In a heartbeat and with perfect synchronicity, every head is turned inwards to the large queen square, and seconds later those heads are down, quietly chomping at the grass. Six of their number may yet be Derby-bound, several more for the Oaks, but the hoopla of Epsom Downs on the first weekend of June could not be further removed from this bucolic scene.

Among the group of visitors to Ballydoyle is Andrew Cooper, the clerk of the course at Epsom since 1996, five years before O'Brien celebrated his first Derby victory with the horse who would go on to play such a dominant role in the great race through his offspring. 

“It's hugely special,” says Cooper of the Coolmore and Ballydoyle participation at Epsom. “My tenure as clerk has covered the resurgence and pre-eminence of horses coming from here. I remember when Galileo hit the bullseye to become Sadler's Wells's first Derby winner in 2001, followed by High Chaparral.

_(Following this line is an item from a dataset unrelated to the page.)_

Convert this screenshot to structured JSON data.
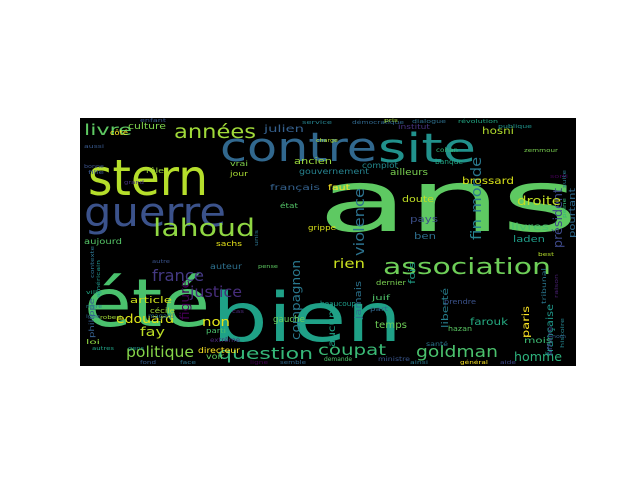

“That support over this period and the focus from the whole operation here to win the Derby has been absolutely invaluable. Some might even say it rescued the Derby in a sense from that mid-90s period. It has certainly taken it to a different level of competition for others to aspire to.”

Whether the 2022 Derby goes to an O'Brien, or to one of their counterparts from elsewhere, there is little doubt that trying to solve the annual conundrum of the pecking order of the Ballydoyle colts has become an intriguing aspect of the Derby fabric. 

On a sunny Sunday when Leopardstown racecourse was awash with families, did the children squashing their faces against the railings to get a better look at the action catch a fleeting glimpse of this year's winner? Those on that rail 21 years earlier had seen Galileo complete his own Classic trial with flying colours in the same race. Perhaps this is the coming of Age.